料亭「雑司ヶ谷 寛」に行く機会があった。
昭和初期の邸宅をそのまま個室料亭にしている。
このあたりはきっと昔はお屋敷町だったんだろう
なんとこの建物は、昭和初期の小説家「三角寛」の邸宅をそのまま利用しているそうだ。
三角寛と言えば「山窩(サンカ)小説」作家として有名であり、映画館「池袋文芸坐」の設立者でもある。
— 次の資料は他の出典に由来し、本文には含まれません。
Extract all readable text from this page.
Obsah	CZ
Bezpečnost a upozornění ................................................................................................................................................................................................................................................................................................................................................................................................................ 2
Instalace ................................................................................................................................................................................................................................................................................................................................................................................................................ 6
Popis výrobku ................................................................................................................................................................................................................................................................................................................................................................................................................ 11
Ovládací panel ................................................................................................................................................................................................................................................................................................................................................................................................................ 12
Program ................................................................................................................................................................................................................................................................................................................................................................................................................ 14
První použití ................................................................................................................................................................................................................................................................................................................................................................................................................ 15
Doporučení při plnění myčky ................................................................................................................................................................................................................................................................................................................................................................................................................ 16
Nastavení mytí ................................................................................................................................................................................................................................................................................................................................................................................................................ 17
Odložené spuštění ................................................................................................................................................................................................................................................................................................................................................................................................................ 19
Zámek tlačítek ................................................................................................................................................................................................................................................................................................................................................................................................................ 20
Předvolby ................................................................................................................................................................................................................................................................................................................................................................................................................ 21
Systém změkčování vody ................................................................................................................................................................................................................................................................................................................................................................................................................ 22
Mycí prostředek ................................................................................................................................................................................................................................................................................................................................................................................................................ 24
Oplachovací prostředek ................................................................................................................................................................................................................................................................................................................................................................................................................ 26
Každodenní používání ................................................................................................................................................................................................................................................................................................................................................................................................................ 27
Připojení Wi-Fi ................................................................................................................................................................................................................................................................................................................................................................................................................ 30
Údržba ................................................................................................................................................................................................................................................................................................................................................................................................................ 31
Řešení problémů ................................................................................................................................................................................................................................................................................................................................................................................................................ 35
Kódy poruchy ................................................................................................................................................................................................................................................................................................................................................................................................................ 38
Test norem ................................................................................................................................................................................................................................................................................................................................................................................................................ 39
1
ビールグラスは映画スターのイラストが描かれたものだった。
「山窩(サンカ)」、「文芸坐」・・・ 意外なところで繋がりがあるものだ。
部屋は名物の一の間”弁天”。 ひとのよ弁天様がかざってある客間。
料理は私などが評するまでもなく美味しい。
そして静寂のなかでゆったりと日本酒を飲み、美味しい食事に舌鼓をうつ。
この上ない贅沢な時間を過ごせた。
大正から昭和にかけて、多くの文士が居を構えた雑司ヶ谷。
都会の真ん中にぽっかりと懐かしさを感じる街並み、空間があった。
三角 寛( 明治36年(1903)〜昭和46年(1971))
大分県竹田生まれ。本名三浦守、僧名釈法幢。
大正15年朝日新聞社に入社、東京北部の警察回りの記者となり説教強盗の報道で話題となる。
永井龍男の勧めで小説を書き始め、『婦人サロン』に『昭和毒婦伝』を連載し文壇デビュー。
『怪奇の山窩』『情炎の山窩』『純情の山窩』など山窩(サンカ)小説を開拓し、流行作家の道を歩む。
戦後は、吉川英治、徳川夢声、井伏鱒二らを株主とする映画館『人世坐』『文芸坐』を経営にあたった。